If you've tried blue wine yet, you know that the bright-colored vintage actually looks wilder than it tastes, since it's made from just grapes. For wines that truly deliver a flavor shock, look to vintners who are experimenting with out-there ingredients, making wine with everything from avocado to garlic, tomatoes, pumpkin, tree sap or even a chunk of meteorite. These 10 oddball fermentations are among the strangest we’ve ever seen, and provide further evidence of the human tendency to turn just about anything into alcohol.

Avocado

In a state known for exotic-fruit hooch, Schnebly Redland’s Winery outdoes other Floridian vintners by making avocado wines. (Unlike avocado toast, the wine hasn’t yet sparked a crime wave.) The winemakers peel and pit alligator pears, then blend the flesh with water, sugar and yeast before fermenting the brew in stainless steel vats. In addition to dry and sweet all-avocado wines, they turn out blends made with coconut and guava.

Pumpkin

If you're totally over the PSL but could go for some pumpkin-spiced booze, this is your wine: A few vintners, such as California Fruit Wine Co., go all-in by adding pumpkin-pie spices after the pumpkin-fermentation process, creating a semi-sweet, fall-flavored vintage.

Garlic

Gilroy, California, claims the title of “garlic capital of the world” and fittingly, the local Rapazzini Winery makes four garlic-infused wines, two reds and two whites. British wine expert Oz Clarke once braved the garlic white wine, describing it as an “unholy alliance of flavors” once he un-squinched his face and stopped spitting.

Meteorite

Photo courtesy of Centro Astronómico Tagua Tagua.

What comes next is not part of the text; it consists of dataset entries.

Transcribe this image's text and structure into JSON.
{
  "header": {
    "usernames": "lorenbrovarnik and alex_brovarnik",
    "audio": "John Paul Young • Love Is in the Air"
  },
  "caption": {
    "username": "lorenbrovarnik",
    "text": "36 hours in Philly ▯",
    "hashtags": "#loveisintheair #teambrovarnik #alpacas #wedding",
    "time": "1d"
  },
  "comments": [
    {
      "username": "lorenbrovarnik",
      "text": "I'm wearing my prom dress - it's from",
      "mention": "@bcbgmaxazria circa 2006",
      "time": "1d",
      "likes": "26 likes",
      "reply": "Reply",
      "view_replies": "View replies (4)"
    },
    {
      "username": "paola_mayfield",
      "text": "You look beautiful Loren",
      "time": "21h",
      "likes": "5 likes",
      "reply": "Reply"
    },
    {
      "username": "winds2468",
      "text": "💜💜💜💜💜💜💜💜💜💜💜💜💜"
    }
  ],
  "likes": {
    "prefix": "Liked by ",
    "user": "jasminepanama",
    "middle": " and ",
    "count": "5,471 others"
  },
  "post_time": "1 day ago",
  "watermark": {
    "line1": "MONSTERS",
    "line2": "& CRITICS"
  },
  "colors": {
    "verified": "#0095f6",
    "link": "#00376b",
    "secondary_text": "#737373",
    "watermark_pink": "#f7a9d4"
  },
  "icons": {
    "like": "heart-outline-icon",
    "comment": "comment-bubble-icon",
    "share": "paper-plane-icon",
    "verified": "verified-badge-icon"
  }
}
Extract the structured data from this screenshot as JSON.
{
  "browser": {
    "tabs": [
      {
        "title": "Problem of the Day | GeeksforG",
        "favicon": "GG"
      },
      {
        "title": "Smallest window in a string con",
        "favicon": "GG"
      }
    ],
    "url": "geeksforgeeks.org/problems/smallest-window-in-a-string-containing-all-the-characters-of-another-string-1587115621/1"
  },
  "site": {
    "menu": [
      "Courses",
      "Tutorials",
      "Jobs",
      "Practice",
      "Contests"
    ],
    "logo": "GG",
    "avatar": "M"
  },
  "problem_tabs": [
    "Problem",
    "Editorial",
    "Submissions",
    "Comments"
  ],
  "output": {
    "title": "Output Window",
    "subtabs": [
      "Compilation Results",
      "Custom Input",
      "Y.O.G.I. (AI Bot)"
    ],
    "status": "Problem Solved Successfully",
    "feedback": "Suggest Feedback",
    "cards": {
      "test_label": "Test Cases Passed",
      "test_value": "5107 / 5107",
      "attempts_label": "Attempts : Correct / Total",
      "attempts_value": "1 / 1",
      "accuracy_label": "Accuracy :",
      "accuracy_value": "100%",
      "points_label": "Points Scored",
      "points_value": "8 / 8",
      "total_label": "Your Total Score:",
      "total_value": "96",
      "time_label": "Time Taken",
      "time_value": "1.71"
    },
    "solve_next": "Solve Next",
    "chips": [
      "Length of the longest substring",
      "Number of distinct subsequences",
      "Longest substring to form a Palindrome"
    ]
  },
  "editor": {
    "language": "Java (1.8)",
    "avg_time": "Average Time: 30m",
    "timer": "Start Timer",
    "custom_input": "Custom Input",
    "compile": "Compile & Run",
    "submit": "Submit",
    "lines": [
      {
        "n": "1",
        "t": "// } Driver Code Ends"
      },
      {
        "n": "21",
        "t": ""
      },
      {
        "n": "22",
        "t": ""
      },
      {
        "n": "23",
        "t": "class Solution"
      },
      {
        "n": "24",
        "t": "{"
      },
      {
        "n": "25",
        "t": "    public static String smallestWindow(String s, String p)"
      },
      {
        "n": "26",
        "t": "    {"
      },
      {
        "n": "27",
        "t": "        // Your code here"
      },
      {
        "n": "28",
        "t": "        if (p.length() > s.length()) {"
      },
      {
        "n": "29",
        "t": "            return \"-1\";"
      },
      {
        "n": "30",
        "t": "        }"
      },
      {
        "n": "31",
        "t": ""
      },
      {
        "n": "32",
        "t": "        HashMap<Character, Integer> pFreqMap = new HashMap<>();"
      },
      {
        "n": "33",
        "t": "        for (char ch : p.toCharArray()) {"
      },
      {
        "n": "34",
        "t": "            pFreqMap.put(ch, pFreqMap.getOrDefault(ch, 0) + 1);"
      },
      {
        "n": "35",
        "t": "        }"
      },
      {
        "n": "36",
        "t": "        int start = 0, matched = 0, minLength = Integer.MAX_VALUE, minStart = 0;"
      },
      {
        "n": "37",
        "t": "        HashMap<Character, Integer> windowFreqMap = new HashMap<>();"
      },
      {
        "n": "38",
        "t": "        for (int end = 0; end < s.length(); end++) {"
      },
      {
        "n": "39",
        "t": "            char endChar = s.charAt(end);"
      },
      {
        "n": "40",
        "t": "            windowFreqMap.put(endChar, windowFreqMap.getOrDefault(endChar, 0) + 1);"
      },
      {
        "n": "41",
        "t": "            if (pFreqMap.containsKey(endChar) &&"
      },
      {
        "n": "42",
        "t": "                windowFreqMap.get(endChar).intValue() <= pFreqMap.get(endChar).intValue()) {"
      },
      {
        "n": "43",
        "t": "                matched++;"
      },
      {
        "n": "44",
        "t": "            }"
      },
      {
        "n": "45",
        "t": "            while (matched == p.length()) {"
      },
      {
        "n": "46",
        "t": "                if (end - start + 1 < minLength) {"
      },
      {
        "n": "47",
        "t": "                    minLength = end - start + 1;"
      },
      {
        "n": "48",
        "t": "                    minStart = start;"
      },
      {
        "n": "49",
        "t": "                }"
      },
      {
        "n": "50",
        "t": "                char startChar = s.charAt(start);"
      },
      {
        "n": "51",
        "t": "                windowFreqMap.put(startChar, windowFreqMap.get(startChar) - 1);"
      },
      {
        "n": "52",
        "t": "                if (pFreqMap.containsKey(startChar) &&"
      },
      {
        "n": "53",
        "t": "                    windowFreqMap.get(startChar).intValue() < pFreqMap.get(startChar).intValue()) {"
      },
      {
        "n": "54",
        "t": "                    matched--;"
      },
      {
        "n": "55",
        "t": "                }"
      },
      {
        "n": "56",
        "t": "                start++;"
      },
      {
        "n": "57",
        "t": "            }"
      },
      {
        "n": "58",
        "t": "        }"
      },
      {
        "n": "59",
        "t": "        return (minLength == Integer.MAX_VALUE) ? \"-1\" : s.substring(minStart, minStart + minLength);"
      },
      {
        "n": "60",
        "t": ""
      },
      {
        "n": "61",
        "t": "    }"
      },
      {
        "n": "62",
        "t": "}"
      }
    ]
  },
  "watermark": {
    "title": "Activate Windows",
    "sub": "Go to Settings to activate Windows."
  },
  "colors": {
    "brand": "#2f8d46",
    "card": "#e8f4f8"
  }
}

Describing Meteorito wine as "cosmic" isn't hippie-ish—it's accurate. Winemaker Ian Hutcheon, who also runs an astronomy center in Chile, decided to bring an extraterrestrial element to his Cabernet Sauvignon by placing a chunk of 4.5-billion-year-old meteorite into the aging barrel. Here's hoping Hutcheon will try making a sparkling wine next, since Champagne's rumored inventor supposedly called it “drinking the stars."

Maple tree sap

Add the word “maple” to a drink and it becomes irresistible: Witness maple lattes, beer, cocktails, even maple water. Will maple wine catch on next? In western Massachusetts, Vermont, Nova Scotia, and other spots along North America’s maple belt, farmers sometimes blend grape wines with maple syrup or ferment straight-up maple sap. The earthily sweet result works well as a dessert wine. 

Tomato

Photo courtesy of Instagram/chloecesar.

Fruit wine is a thing, and tomatoes are a fruit after all—so into the bottle they go.Omerto, made in Quebec, Canada, relies on a secret family recipe for a pale-gold wine made from heirloom tomatoes. Winemaker Pascal Miche produces dry and sweet versions of this aperitif wine, comparing them to Sauvignon Blanc and white port. Down in Florida, the Florida Orange Groves Winery makes a spicier tomato wine, spiked with hot peppers.

Dead people

Back in 2006, a Catholic diocese in California’s Bay Area decided to try an unusual kind of planting in its cemeteries. Faced with the expensive upkeep of some unused cemetery land, the diocese decided to plant wine grapes rather than the usual lawn. The results were so good that the operation, Bishop’s Vineyard, now sells a half-dozen wines, including a new sparkling rosé. While the vines grow near but not on the graves, it only makes sense that they'd benefit from their proximity to such … soil enrichment. 

Mango

If you’re a fan of tropical-fruit aromas in your Chardonnay or Riesling, you could skip the grape altogether and plunge into an all-mango wine. Several southern Florida wineries, as well as Island Mana on Kauai, Hawaii, make this sweet tipple.

Grapefruit

Photo courtesy of Instagram/jin_winepairings

No less a wine-soaked country than France has gotten hooked on rosé mixed with grapefruit juice. But how about wine made from grapefruit juice? Look to Florida, where juice from the state’s famous pink grapefruit gets aged for several months to ferment and mellow its tart edge.

Lilac

“Lilac wine is sweet and heady, like my love...” You'll start humming “Lilac Wine” if you get your hands on a hard-to-find bottle of this pink concoction, made from lilac blossoms. Try some from North Dakota’s Maple River Winery or coax a curious, thirsty local forager to test a recipe when the flowers bloom in spring.